2. clean robot according to claim 1, which is characterized in that the optical transmitting set is infrared transmitter, described Optical detector is infrared radiation detector.

3. clean robot according to claim 1, which is characterized in that the optical transmitting set and optical detector difference To be multiple, there are overlay regions at the restriction launching site of the restriction visual field of each optical detector and at least one optical transmitting set Domain, the control module are connected with multiple optical detectors respectively.

4. clean robot according to claim 1, which is characterized in that the optical transmitting set includes infrared light supply and modulation Device, the modulator are used to modulate the directional beam of the infrared light supply transmitting with preset frequency.

5. clean robot according to claim 4, which is characterized in that the optical transmitting set further includes transmitter collimation Device, the emitter collimator are arranged around the infrared light supply to guide the directional beam；

The sensor-based system further includes the detector collimator around optical detector setting to limit the restriction visual field.

6. clean robot according to claim 1, which is characterized in that it further include the first lens and the second lens, it is described First lens and the optical transmitting set cooperate and second lens and the optical detector cooperate, first lens and described Second lens cooperate to control the overlapping region.

7. clean robot according to claim 1, which is characterized in that before the sensor-based system is located at the shell Portion.

8. clean robot according to claim 1, which is characterized in that at least one described optical transmitting set is close to the vehicle Wheel setting.

9. clean robot according to claim 1, which is characterized in that the clearing apparatus is including cleaning brush assemblies and very Empty absorbent module, the cleaning brush assemblies are rotatably arranged on chassis, and the vacuum suction component is towards in the dust box Adsorb particle.

10. clean robot according to claim 9, which is characterized in that the cleaning brush assemblies include baffle brush and master Brush, the baffle brush and the main brush are rotatably arranged on the chassis respectively and are spaced setting in the longitudinal direction, described The rotation direction of baffle brush and the main brush is opposite.

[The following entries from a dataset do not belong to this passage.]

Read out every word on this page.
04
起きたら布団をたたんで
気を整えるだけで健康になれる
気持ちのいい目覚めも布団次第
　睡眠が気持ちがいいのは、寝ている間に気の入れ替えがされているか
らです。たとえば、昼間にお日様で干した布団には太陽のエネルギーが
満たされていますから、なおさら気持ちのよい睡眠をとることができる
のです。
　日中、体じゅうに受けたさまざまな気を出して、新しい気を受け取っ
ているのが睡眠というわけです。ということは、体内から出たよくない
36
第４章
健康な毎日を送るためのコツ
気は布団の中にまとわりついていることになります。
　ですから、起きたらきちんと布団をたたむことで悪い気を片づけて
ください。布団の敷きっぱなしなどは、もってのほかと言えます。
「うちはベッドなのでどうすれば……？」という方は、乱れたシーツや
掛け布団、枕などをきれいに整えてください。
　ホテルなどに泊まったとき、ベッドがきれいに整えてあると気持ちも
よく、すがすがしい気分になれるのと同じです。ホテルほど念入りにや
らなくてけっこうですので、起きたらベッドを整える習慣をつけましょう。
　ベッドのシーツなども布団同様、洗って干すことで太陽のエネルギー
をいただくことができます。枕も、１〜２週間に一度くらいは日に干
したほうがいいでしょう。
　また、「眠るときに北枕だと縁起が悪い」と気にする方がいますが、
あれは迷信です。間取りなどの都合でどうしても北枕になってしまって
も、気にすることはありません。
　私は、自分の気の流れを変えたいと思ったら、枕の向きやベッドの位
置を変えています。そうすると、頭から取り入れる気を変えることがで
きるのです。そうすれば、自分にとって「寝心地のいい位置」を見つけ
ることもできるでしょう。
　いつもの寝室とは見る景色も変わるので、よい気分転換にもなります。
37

11. clean robot according to claim 9, which is characterized in that there are two spaced for the dust box tool First storage room and the second storage room, first storage room and the cleaning brush assemblies are correspondingly arranged to receive the cleaning brush The particle that component cleans, second storage room and the vacuum suction component are correspondingly arranged to receive the vacuum suction component The particle of absorption.

12. clean robot according to claim 1, which is characterized in that further include being rotatably arranged at the chassis Deck on bottom wall.

13. clean robot according to claim 1, which is characterized in that the thin film switch layer includes the first conductive layer With the second conductive layer, multiple electrical contacts are equipped on first conductive layer and second conductive layer.

14. clean robot according to claim 13, which is characterized in that the thin film switch layer further includes positioned at described Separating layer between first conductive layer and second conductive layer, the separating layer are dielectric oil layer of ink.

15. clean robot according to claim 1, which is characterized in that the power transfer layer includes multiple power transmission parts, The multiple power transmission part is arranged adjacent to the thin film switch layer to transfer force in the thin film switch layer.